The need for affordable childcare
One of the many loose ends that must be secured in order to create an over-all conducive environment for women, to thrive, according to Trudeau, is affordable child-care. “It’s time to take a serious look at parental leave and child care policies. We should be encouraging women – and men – to make the best decision for their family situation. In Canada, we’ve given parents more options for parental leave and invested billions in affordable, high-quality childcare. We also introduced a really successful child benefit programme that gives middle-and low-income parents more money every month to help with the high costs of raising kids. And since the Canada Child Benefit gives more money to those who need it most, the financial impact on single mothers has been significant,” he recounts.

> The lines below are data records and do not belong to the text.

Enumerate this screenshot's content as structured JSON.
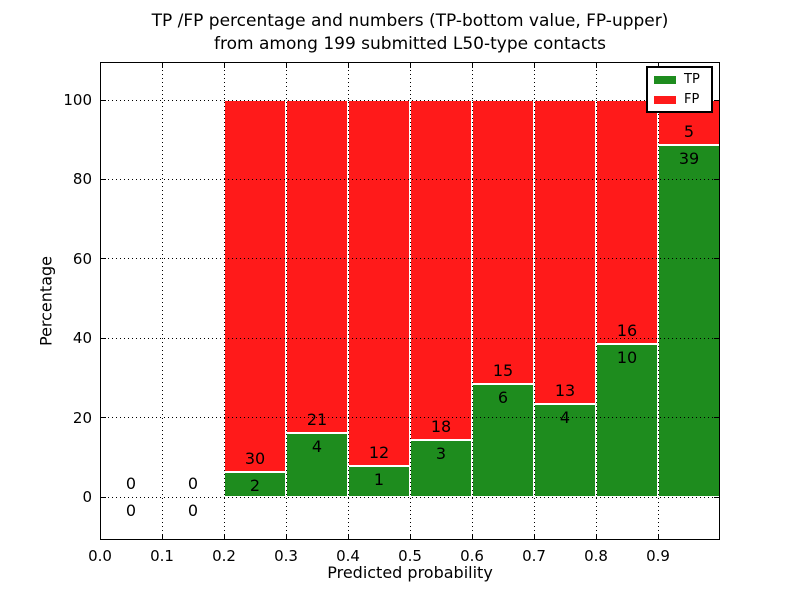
{
  "figure": {
    "title_line1": "TP /FP percentage and numbers (TP-bottom value, FP-upper)",
    "title_line2": "from among 199 submitted L50-type contacts"
  },
  "axes": {
    "xlabel": "Predicted probability",
    "ylabel": "Percentage",
    "xtick_labels": [
      "0.0",
      "0.1",
      "0.2",
      "0.3",
      "0.4",
      "0.5",
      "0.6",
      "0.7",
      "0.8",
      "0.9"
    ],
    "ytick_labels": [
      "0",
      "20",
      "40",
      "60",
      "80",
      "100"
    ],
    "ytick_values": [
      0,
      20,
      40,
      60,
      80,
      100
    ],
    "xgrid_positions": [
      0.1,
      0.2,
      0.3,
      0.4,
      0.5,
      0.6,
      0.7,
      0.8,
      0.9
    ]
  },
  "legend": {
    "position": "upper right",
    "entries": [
      {
        "label": "TP",
        "color": "#1e8c1e"
      },
      {
        "label": "FP",
        "color": "#ff1a1a"
      }
    ]
  },
  "chart_data": {
    "type": "bar",
    "stacked": true,
    "title": "TP /FP percentage and numbers (TP-bottom value, FP-upper) from among 199 submitted L50-type contacts",
    "xlabel": "Predicted probability",
    "ylabel": "Percentage",
    "xlim": [
      0.0,
      1.0
    ],
    "ylim": [
      -11,
      110
    ],
    "grid": "dotted",
    "legend_position": "upper right",
    "total_submitted": 199,
    "bin_width": 0.1,
    "bin_starts": [
      0.0,
      0.1,
      0.2,
      0.3,
      0.4,
      0.5,
      0.6,
      0.7,
      0.8,
      0.9
    ],
    "series": [
      {
        "name": "TP",
        "color": "#1e8c1e",
        "counts": [
          0,
          0,
          2,
          4,
          1,
          3,
          6,
          4,
          10,
          39
        ],
        "pct": [
          0,
          0,
          6.25,
          16.0,
          7.69,
          14.29,
          28.57,
          23.53,
          38.46,
          88.64
        ]
      },
      {
        "name": "FP",
        "color": "#ff1a1a",
        "counts": [
          0,
          0,
          30,
          21,
          12,
          18,
          15,
          13,
          16,
          5
        ],
        "pct": [
          0,
          0,
          93.75,
          84.0,
          92.31,
          85.71,
          71.43,
          76.47,
          61.54,
          11.36
        ]
      }
    ]
  }
}
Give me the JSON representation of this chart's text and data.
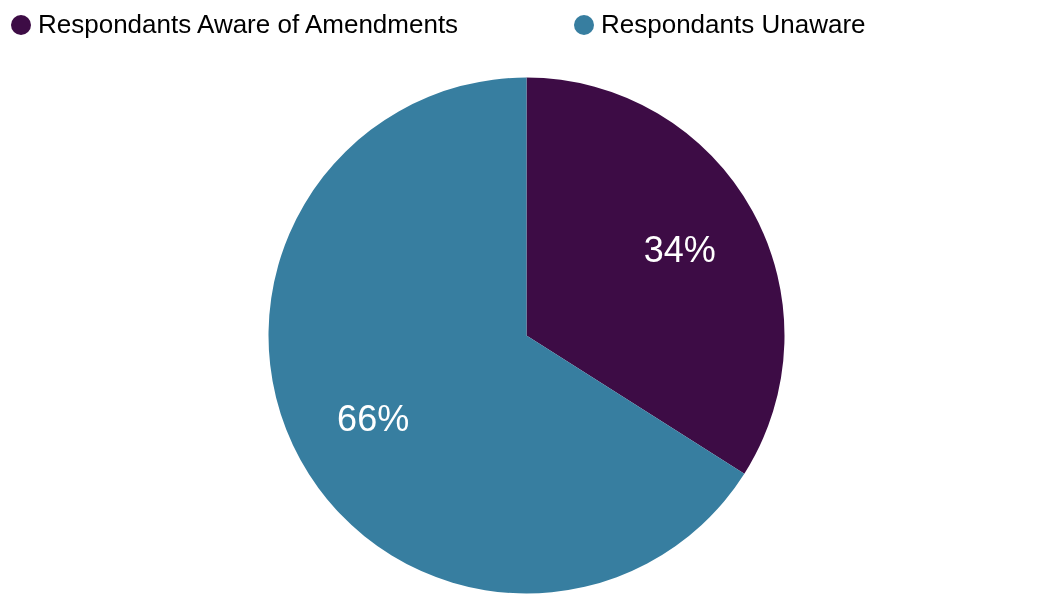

Last year, nearly 90 percent of single mums receiving the Canada Child Benefit earned less than $60,000 and received about $9,000 in total benefits, tax-free. “Helping those families has been a key driver of Canada’s recent economic growth,” he added.
'How' to bring more women into the workforce
In Trudeau’s opinion, the leadership must exhibit a vigorous willingness to be more inclusive – and “change the nature of work as we know it.”
“Companies should have a formal policy on gender diversity, and make the recruitment of women candidates a priority. As corporate leaders, consider a gender-balanced board, or gender-balanced project teams. Anytime we’re looking for a new hire, we should be identifying women candidates at a rate equal to men,” he explains.
Illustrating how he used that approach while instating his cabinet, Trudeau mentioned that when they endeavoured to create the world’s first gender-balanced cabinet, they faced resistance, but his woman ministers like Chrystia Freeland and Maryam Monsef, “are serving the country with great distinction, and have elevated the level of decision-making and debate for everyone.”
The importance of an intersectional approach
Stating that gender diversity is one box – but true diversity can only be attained when a conscious effort is made to overcome the very many layers of discrimination women further undergo, on the grounds of their race, religion, sexuality, socioeconomic status, etc. “We have to recognise that aspects of intersectionality are always at play, and require special attention. Here’s an example: In 2016, among women who were newly appointed to the boards of Fortune 500 companies, 77 percent of them were white. These are just a few of the ways that women are even further discriminated against,” he noted.
Addressing crimes against women
“And finally, folks here is a really big one,” he starts to say.
As the ball drops on the glaring issue of sexual harassment – Trudeau asks people in power not to lose steam over the issue, that has been generated so nimbly and rapidly through magnanimous global-level movements like Me Too, Times Up, and the Women’s March.
“These movements tell us that we need to have a critical discussion on women’s rights, equality, and the power dynamics of gender. Sexual harassment, for example – in business and in government – is a systemic problem and it is unacceptable. As leaders, we need to act to show that truly, time is up. We must each have a well-understood, established process in place to file allegations of workplace harassment. And when we receive those complaints, we must take them seriously. As women speak up, it is our responsibility to listen, and more importantly, to believe,” he says.
According to Trudeau, governments and corporations are entrusted with a platform and a voice – and he urges them to use it.
“More women in leadership positions won’t just grow our economy, create jobs, and strengthen our communities. It will also lead to innovation and change in the workplace – innovation, and change that workers so desperately need. Right now, we are in real danger of leaving to our kids a world that is less fair than the one we inherited from our parents. Folks, treat these not as piecemeal alternatives to how things currently run. Treat these examples as a fundamental, essential shift in the way we operate,” he said, signing off.